La voie de la sérénité

d'Lëtzebuerger Land du 09.08.2024

On dévie le coup de poing avec le tranchant de la main avant de frapper : c’est le « Pak Sao », l’un des mouvements de base du Wing Chun, un art martial chinois enseigné au sein de l’asbl Défends-toi, à Schifflange. Jean, l’un des entraîneurs, m’initie à ce geste avec beaucoup de patience malgré mon manque évident de coordination. Dans ses vies précédentes, Jean a travaillé dans la santé, l’informatique ou le domaine du bois. « Faire toujours le même mouvement pour l’affiner de plus en plus, c’est un principe valable en menuiserie comme en Wing Chun », compare le quadragénaire. Une métaphore qui fait songer au film Karaté Kid, où Maître Miyagi impose le nettoyage de vitres au jeune Daniel pour améliorer ses parades. Mais ici on n’est pas au cinéma, même si Bruce Lee fut le plus célèbre ambassadeur de cet art martial prisé par les amateurs de self-defense. « On peut frapper avec les coudes, avec les genoux... Si on peut atteindre les yeux plutôt que le torse, on le fait. L’essentiel est de neutraliser l’assaillant du mieux possible », explique David Chenut, le Sifu (« père-enseignant ») de l’association. Il est donc nécessaire de bien cerner chaque nouvel arrivant et ses motivations avant de lui transmettre ce savoir. Ceux qui se révèlent agressifs, aiment faire étalage de leur force ou recherchent la performance sont éconduits.

Parmi la douzaine d’élèves présents ce soir-là au premier étage d’un bâtiment discret de Schifflange, beaucoup de calme, de retenue dans les coups, et aussi quelques rires. Les profils comme les gabarits sont variés : un grand gaillard de niveau ceinture noire ou un septuagénaire rompu au karaté côtoient quelques femmes catégorie poids plume. Dans cette « famille », on s’entraide et on apprend les uns des autres. Jessica, enseignante, souligne « la bienveillance » de ce milieu très masculin qui a su la mettre en confiance et lui enlever « la crainte de la confrontation physique ». Myriam, qui travaille dans les ressources humaines, explique que le Wing Chun l’a aidée à désamorcer des situations de grande tension dans son métier. « Ici, on apprend aussi à conserver son calme dans les moments de conflits », indique-t-elle. « Reconnaître les situations délicates et les enrayer fait partie de l’enseignement », confirme Olivier, magasinier. Géraldine, quant à elle, confie qu’elle ne panique plus à l’idée d’une agression : « Je sais que je peux gérer ».

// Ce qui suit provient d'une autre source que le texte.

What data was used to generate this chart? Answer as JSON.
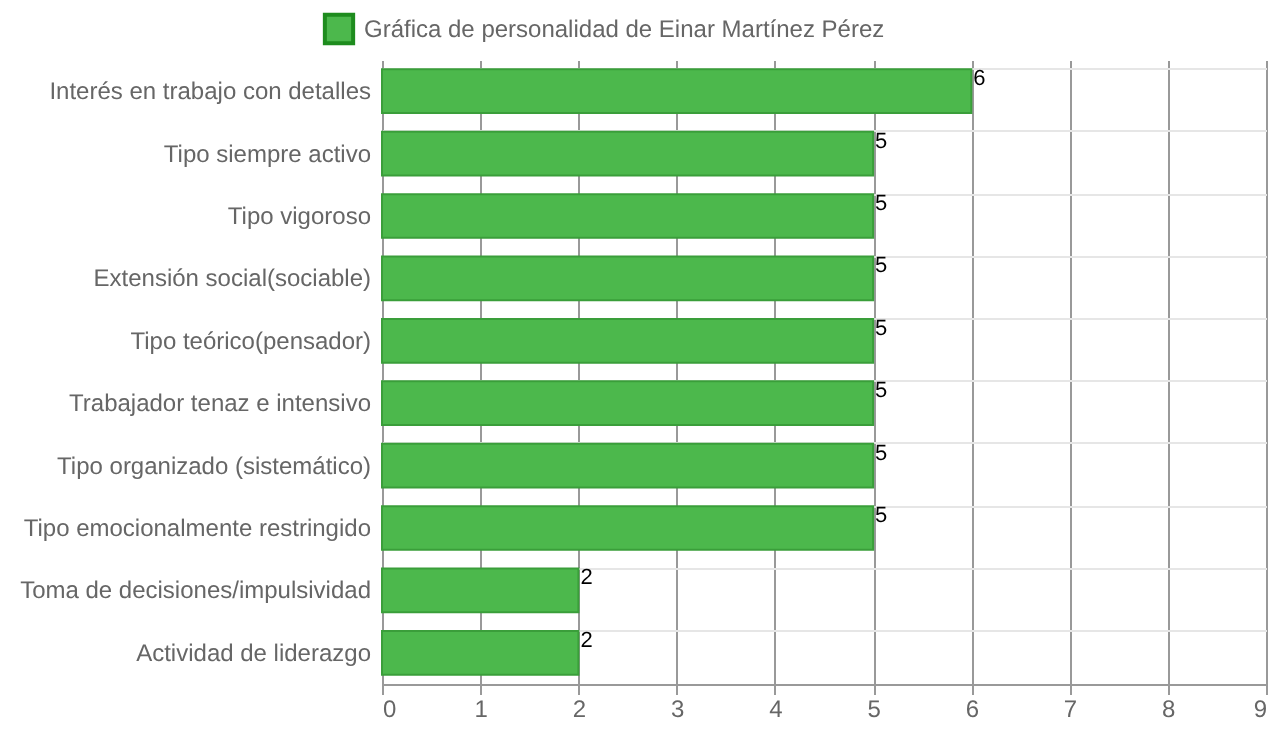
{
  "chart_data": {
    "type": "bar",
    "orientation": "horizontal",
    "categories": [
      "Interés en trabajo con detalles",
      "Tipo siempre activo",
      "Tipo vigoroso",
      "Extensión social(sociable)",
      "Tipo teórico(pensador)",
      "Trabajador tenaz e intensivo",
      "Tipo organizado (sistemático)",
      "Tipo emocionalmente restringido",
      "Toma de decisiones/impulsividad",
      "Actividad de liderazgo"
    ],
    "series": [
      {
        "name": "Gráfica de personalidad de Einar Martínez Pérez",
        "color": "#4cb84c",
        "values": [
          6,
          5,
          5,
          5,
          5,
          5,
          5,
          5,
          2,
          2
        ]
      }
    ],
    "xlim": [
      0,
      9
    ],
    "xticks": [
      0,
      1,
      2,
      3,
      4,
      5,
      6,
      7,
      8,
      9
    ],
    "grid": true,
    "legend": "top",
    "data_labels": true
  }
}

David fait une démonstration d’un jeu de rôle qu’il effectue avec ses élèves : simuler un comportement menaçant, lancer des provocations pour mieux les mettre en condition, et apprendre à identifier le langage corporel pouvant précéder une attaque. « L’auto-défense c’est aussi cela. J’apprends également à faire baisser la tension, à ne pas rester paralysé face au danger et à choisir la fuite quand c’est possible... », précise-t-il. Lui apprend toujours, vingt ans après ses débuts, à la suite de la pratique d’un karaté « à l’européenne » dont les principes ne lui convenaient pas. « Trop de dureté, de performance, pas assez de pédagogie », résume le Sifu, qui souhaite inculquer, au-delà des mouvements, « une compréhension » de ce qu’est le Wing Chun. Il s’apprête à emmener ses élèves à Madère pour rencontrer un maître qui leur fera la lecture de « la Note secrète », un texte fondateur du Wing Chun, un art qui a connu de multiples transformations au fil des siècles. « Il est important de savoir d’où l’on vient pour savoir qui on est, formule-t-il. Étudier le Wing Chun, c’est comme une enquête qui ne finit jamais ». C’est même « une voie » selon Jean : « on appréhende le problème de loin, puis on se rapproche : C’est pareil dans la vie, où il faut savoir gérer les problèmes avec méthode et sérénité ».

Cultiver son esprit et son énergie vitale intérieure, son « chi » comme le nomme la tradition chinoise, fait partie de l’enseignement dispensé par l’association Défends-toi. « Aujourd’hui, les gens veulent une solution immédiate pour tout, juge David Chenut. Mais je ne peux pas apprendre aux gens à se défendre ou à devenir courageux en quelques heures. Acquérir une maîtrise de soi pour maîtriser son environnement prend du temps ». Après un salut final et quelques « checks » moins formels, les élèves quittent le dojo, direction le monde extérieur... Gare à ceux qui viendraient leur chercher des crosses.